Anyways, onwards and upwards, my new baby is going to be a beauty. I wanted to keep it as low as possible, but I can't seem to keep it lower than €868.51 at the moment from Dabs.ie. I wish I more to  spend, but this years been an expensive year, buying house, fixing house, getting engaged and many holidays, now I'm supposed to be saving for a wedding. I figure this is my present for my 30th :)

Here's the setup:
Processor: i5-3570K S1155, 3.4GHz, 6MB cache
Processor Fan: Akasa Nero 3 premier CPU cooler (will be replaced at later date)
Motherboard: Gigabyte Z77X-UD3H S1155, Intel Z77 chipset, DDR3, PCIe3.0 (I love the 2oz copper plane for power and ground, improves cooling, noise reduction and all round better design :D )
Memory: Corsair Vengeance 8GB (2x4) DDR3 1600MHz, CL9 XMP
Graphics Card: Gigabyte ATI Radeon 7870 HD, 1100MHz, 2GB, PCIe3.0
PSU: 750W OCZ Technology Fatal1ty Series High Performance PSU
Case: Gigabyte Luxo X10 Gaming case (Front USB3.0 and Side LED fans)

I've got a bit of a Gigabyte theme going on here. I have to admit, I'm impressed with some of their stuff and I figure they'll complement each other in this system. I originally picked the EVGA nVidia Geforce GTX 650, but a good friend recommended against it as it would seriously impede this system. AnandTech's GPU product benchmark comparison tool is a great site for comparing GPU's against each other. The performance of the GTX 650 compares only a little better against the older GDDR3 PCIe2.0 cards. If I'm going to build a new system I want to use the latest technology.
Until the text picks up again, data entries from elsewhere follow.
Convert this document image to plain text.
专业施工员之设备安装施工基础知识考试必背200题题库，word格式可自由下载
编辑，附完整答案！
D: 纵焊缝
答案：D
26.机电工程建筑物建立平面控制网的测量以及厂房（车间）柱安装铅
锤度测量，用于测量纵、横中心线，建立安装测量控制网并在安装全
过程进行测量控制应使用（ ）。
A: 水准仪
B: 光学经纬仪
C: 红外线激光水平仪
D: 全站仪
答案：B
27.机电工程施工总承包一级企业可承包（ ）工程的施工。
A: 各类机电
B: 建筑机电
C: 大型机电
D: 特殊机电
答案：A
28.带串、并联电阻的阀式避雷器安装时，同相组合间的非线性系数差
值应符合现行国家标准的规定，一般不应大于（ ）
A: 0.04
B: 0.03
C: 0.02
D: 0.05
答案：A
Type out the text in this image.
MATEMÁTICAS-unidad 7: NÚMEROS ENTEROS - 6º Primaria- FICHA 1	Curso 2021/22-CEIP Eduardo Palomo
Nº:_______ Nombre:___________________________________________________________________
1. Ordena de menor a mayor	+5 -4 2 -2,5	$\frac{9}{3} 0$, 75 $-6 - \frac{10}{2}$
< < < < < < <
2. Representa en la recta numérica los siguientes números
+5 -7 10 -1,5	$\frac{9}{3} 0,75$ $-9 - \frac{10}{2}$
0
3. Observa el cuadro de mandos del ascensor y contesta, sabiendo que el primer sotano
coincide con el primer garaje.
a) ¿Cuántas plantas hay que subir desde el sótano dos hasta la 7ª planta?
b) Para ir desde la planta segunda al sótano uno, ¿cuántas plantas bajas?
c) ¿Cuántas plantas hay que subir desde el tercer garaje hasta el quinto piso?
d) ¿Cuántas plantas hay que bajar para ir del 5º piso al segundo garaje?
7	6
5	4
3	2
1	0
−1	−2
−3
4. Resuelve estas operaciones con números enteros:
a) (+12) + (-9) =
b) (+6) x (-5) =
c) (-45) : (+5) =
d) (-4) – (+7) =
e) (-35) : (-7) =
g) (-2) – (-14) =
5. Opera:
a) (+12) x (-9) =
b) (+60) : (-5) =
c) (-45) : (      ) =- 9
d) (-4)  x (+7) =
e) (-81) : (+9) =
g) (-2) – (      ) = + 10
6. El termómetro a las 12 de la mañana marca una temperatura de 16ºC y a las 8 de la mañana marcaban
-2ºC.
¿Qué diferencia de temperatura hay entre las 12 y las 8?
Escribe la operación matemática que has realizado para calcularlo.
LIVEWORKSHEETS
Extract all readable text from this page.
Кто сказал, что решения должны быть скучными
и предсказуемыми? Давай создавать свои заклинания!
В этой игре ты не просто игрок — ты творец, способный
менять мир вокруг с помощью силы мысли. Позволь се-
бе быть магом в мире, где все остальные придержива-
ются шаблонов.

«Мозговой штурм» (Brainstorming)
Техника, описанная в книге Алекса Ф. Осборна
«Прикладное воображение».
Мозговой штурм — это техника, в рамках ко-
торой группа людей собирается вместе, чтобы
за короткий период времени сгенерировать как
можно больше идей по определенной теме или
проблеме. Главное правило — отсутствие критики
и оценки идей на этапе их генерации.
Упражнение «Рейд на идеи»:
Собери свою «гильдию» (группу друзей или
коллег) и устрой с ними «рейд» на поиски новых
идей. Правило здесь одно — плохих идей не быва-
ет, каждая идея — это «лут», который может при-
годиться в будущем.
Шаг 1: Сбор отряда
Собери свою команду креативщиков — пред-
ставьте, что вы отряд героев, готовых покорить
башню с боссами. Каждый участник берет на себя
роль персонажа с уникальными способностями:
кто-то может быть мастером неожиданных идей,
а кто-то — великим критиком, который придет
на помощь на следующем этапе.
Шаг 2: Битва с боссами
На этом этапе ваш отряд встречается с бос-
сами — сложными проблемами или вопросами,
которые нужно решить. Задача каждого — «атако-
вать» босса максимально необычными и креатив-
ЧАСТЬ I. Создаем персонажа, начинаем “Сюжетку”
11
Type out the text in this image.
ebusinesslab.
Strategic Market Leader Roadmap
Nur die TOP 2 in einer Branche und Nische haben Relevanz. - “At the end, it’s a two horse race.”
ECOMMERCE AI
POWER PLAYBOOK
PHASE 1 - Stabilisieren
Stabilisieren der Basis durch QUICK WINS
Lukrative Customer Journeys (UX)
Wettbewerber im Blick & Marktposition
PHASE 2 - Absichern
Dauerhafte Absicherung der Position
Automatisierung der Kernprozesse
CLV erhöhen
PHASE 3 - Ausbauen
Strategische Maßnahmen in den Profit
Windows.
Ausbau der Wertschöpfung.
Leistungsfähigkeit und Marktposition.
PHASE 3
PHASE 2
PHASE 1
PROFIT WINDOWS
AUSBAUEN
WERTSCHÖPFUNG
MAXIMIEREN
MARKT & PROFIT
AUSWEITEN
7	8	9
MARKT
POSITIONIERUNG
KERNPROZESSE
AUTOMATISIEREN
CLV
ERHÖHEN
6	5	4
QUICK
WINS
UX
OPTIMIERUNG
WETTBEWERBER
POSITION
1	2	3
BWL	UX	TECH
I know what you're thinking, where's the SSD's, where's the monitor, what about liquid cooling? These are future updates. My old systems old SATA drives are still operational and my old monitor will have to do until I can afford a nice one. My current SATA drives may be slow and small (1 x 500GB and 1 x 1TB) and will certainly be the bottleneck in the system until they're replaced, but they'll have to wait. The same goes for the monitor, it's a VGA input only monitor measuring 21inches (was big when I got it), but I'll be wanting something larger, say 24 to 27inches with a refresh rate of about 2ms, full HDMI and more. I've yet to look into these. Any larger than 27inches and I'll have to get shares in SpecSavers, am blind enough as is.

I'll have one more crack tonight at my dead old PC to see whats working in it so I can gauge how much I can reduce the above costs. Unfortunately I'd be wary about any hardware in the old system as it was in a bad way, but if I can verify the PSU is in good nick, that could save me a €100. The power supply I've picked above is well above what I need. I used ThermalTake's PSU Wattage Calculator to calculate my systems power consumption and I got a result of 352W running at 85% TDP, so my 750W is excessive. I figure if my old PSU is good, I can keep that and leave out the new one. Even if I add a number of SSDs, SLI graphics card, I'm still under the 500W mark.

I'll sleep on it all tonight and I'll buy it tomorrow. Hopefully there will be a Friday deal that cuts my cost down again.